# CZ27 Safety Issue



## ragman (Feb 2, 2021)

I just acquired a nice wartime CZ27. The Safety latch will not stay down, I remove the grip and it works fine, replace the grip and the safety goes right back to off. Any ideas anybody?


----------



## pic (Nov 14, 2009)

ragman said:


> I just acquired a nice wartime CZ27. The Safety latch will not stay down, I remove the grip and it works fine, replace the grip and the safety goes right back to off. Any ideas anybody?


There's a bunch of information online, 
Could be a number of issues.
Maybe it's bent or worn out, etc. 
check it out


----------



## ragman (Feb 2, 2021)

I appreciate the reply, you are the only one so far covering several forums. Do you mean the safety latch may be bent or worn out? I could spend a fortune doing a trial & error process. I know someone with a similar pistol, maybe swap some parts one at a time and see what happens.


----------



## pic (Nov 14, 2009)

ragman said:


> I appreciate the reply, you are the only one so far covering several forums. Do you mean the safety latch may be bent or worn out? I could spend a fortune doing a trial & error process.

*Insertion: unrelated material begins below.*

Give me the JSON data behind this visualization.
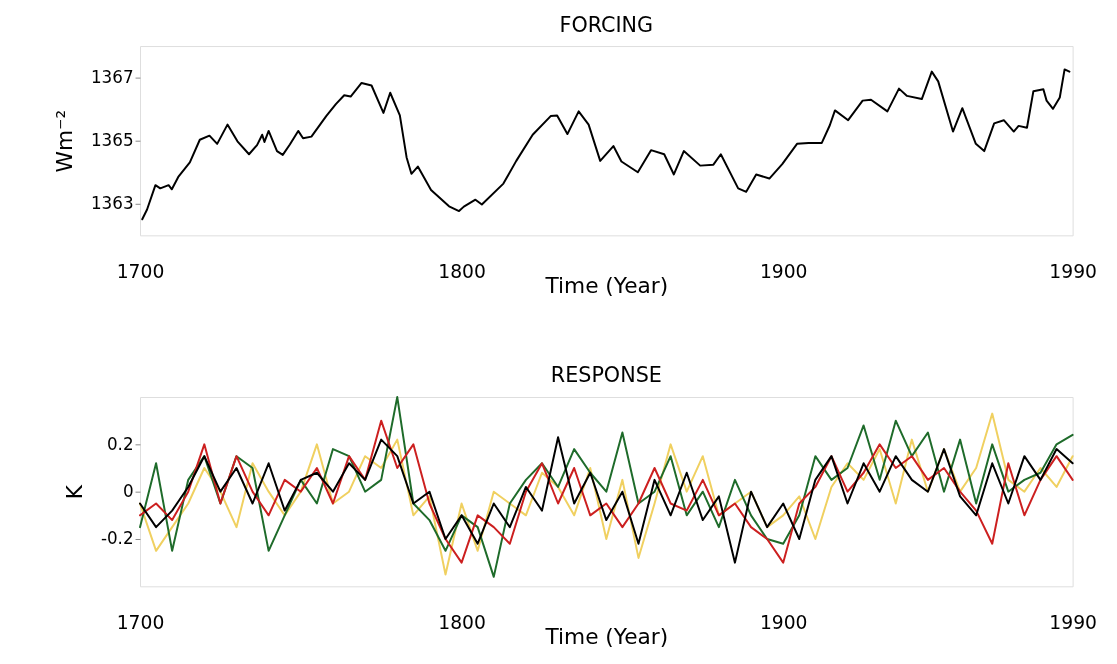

I know someone with a similar pistol, maybe swap some parts one at a time and see what happens.


That may work,,figure out why it works with the grips off.
It's a wraparound grip ? Maybe a bend , I don't know


----------



## ragman (Feb 2, 2021)

pic said:


> That may work,,figure out why it works with the grips off.
> It's a wraparound grip ? Maybe a bend , I don't know


. 
Yes, the wrap around grip. I'll try it over the next few days and see what happens. Great little sidearm!


----------